During the last years the use of Internet has increased. If it would be possible to supply this kind of network communication over the power-line, the utilities could also become communication providers, a rapidly growing market. On the contrary to power related applications, network communications require very high bit rates and in some cases real-time responses are needed (such as video and TV). This complicates the design of a communication system but has been the focus of many researchers during the last years. Systems under trial exist today that claim a bit rate of 1 Mb/s, but most commercially available systems use low bit rates, about 10-100 kb/s, and provides low-demanding services such as meter reading.
The power-line was initially designed to distribute power in an efficient way, hence it is not adapted for communication and advanced communication methods are needed.
PLC integrates the transmission of communication signal and 50/60 Hz power signal through the same electric power cable. The major benefit is the union of two important applications on a single system. The data link appears 'transparent' to the user. Although the devices are connected through the power line, consumers perceive that there is a \u201cseparated\u201d link available for data communications. Since the existing power lines are used for signal transmission, the initial heavy cost and investment for setting up a data communications system is avoided. Setting up such a communications system then involves installation of transmitter and/or receivers at appropriate points.

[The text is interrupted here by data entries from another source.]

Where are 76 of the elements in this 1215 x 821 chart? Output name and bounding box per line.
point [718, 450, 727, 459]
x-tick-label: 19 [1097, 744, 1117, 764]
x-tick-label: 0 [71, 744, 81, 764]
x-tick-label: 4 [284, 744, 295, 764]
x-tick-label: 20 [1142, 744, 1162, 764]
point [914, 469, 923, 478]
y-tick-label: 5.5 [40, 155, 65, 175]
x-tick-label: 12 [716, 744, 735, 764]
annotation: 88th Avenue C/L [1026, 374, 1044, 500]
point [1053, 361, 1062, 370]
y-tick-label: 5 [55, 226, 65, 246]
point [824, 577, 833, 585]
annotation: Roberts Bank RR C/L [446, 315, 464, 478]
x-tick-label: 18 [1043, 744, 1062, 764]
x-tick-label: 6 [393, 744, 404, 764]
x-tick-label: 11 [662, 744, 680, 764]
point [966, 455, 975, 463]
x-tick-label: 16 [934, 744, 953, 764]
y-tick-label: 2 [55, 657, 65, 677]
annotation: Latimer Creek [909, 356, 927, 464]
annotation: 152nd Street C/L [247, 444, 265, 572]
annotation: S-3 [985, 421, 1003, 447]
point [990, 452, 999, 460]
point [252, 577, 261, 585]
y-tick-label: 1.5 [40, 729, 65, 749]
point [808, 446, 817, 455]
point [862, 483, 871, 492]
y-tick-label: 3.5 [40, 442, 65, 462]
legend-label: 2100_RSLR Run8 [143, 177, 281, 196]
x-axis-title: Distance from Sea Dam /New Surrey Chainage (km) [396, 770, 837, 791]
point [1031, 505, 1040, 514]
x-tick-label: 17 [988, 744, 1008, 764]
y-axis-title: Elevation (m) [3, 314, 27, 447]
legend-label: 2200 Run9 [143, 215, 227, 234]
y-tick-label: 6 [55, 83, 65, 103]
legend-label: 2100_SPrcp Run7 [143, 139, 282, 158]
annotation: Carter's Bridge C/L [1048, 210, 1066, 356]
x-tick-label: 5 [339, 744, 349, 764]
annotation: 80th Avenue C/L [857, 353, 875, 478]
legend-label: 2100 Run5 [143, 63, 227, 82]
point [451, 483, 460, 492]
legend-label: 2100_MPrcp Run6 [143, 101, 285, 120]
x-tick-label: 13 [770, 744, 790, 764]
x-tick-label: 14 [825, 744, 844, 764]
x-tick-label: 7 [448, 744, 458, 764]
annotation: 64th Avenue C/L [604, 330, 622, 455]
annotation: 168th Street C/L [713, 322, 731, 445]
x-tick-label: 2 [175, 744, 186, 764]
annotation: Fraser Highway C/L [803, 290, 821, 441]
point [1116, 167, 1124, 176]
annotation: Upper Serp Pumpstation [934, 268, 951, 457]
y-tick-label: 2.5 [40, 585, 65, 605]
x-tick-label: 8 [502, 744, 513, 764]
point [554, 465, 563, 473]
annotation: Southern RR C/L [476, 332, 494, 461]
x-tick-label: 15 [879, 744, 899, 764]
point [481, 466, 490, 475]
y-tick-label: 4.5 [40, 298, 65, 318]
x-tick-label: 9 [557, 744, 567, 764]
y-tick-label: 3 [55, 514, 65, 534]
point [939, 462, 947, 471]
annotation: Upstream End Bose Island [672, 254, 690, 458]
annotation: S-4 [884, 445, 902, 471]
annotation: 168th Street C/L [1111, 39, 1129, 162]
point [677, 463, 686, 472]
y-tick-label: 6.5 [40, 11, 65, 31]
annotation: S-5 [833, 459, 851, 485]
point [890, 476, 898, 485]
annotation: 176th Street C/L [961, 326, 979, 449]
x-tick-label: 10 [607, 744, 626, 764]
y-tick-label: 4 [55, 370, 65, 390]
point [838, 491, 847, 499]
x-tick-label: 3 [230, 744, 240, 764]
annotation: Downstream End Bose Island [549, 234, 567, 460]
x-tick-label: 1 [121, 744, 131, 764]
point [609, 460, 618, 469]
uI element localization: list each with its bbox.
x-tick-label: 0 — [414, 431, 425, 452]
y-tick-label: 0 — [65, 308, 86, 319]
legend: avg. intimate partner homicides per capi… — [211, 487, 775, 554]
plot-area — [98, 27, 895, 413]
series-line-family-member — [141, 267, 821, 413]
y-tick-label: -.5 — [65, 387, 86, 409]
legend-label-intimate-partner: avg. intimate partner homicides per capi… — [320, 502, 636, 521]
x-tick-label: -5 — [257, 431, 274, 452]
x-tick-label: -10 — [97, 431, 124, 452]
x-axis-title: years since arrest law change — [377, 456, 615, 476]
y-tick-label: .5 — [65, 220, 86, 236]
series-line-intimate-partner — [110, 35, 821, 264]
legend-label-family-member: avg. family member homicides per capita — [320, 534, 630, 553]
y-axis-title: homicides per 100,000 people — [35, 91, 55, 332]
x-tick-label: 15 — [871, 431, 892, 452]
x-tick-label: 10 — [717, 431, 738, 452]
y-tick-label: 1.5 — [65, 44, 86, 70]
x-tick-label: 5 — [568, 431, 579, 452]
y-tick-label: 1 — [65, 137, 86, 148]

Since the power line was devised for transmission of power at 50/60 Hz and at most 400 Hz, the use of this medium for data transmission (especially at high frequencies) presents some technically challenging problems. It is one of the most electrically contaminated environments, which makes it very hostile for transmission of data signals. The channel is characterized by high noise levels and uncertain (or varying) levels of impedance and attenuation. In addition, the line offers limited bandwidth in comparison to cable or fiber-optic links.
Power line networks are usually made of a variety of conductor types and cross sections joined almost at random. Therefore a wide variety of characteristic impedances are encountered in the network. This imposes interesting difficulties in designing the filters for these communication networks.
The project aims to thoroughly explore the theoretical and practical aspects of power line communications (PLC) techniques. We placed ourselves a number of goals at the start of the project.
To use the design and implement a power line communications system that connects two personal computers and moreover one should be able to transmit command over the power line to switch on/off an electrical device. The PC should be able to transfer data using the power lines as their only link of communication.
The block diagram shows the two personal computers(pc) used for communication and device control connected through the powerline, which is the communication channel. Since the communication is simplex, one pc is connected through modulator and other is connected through demodulator to the powerline. The scheme of modulation and demodulation used is FSK as it is inherently immune to noise which is an important property as notoriously bad channel that has been developed without regard for any communications considerations. The pc connected through modulator to the powerline transmits data and pc connected with demodulator receives data. The devices to be controlled by the transmitter pc are connected through the I/O card of the receiver pc. The transmitter pc sends command to the receiver to on/off any specific device.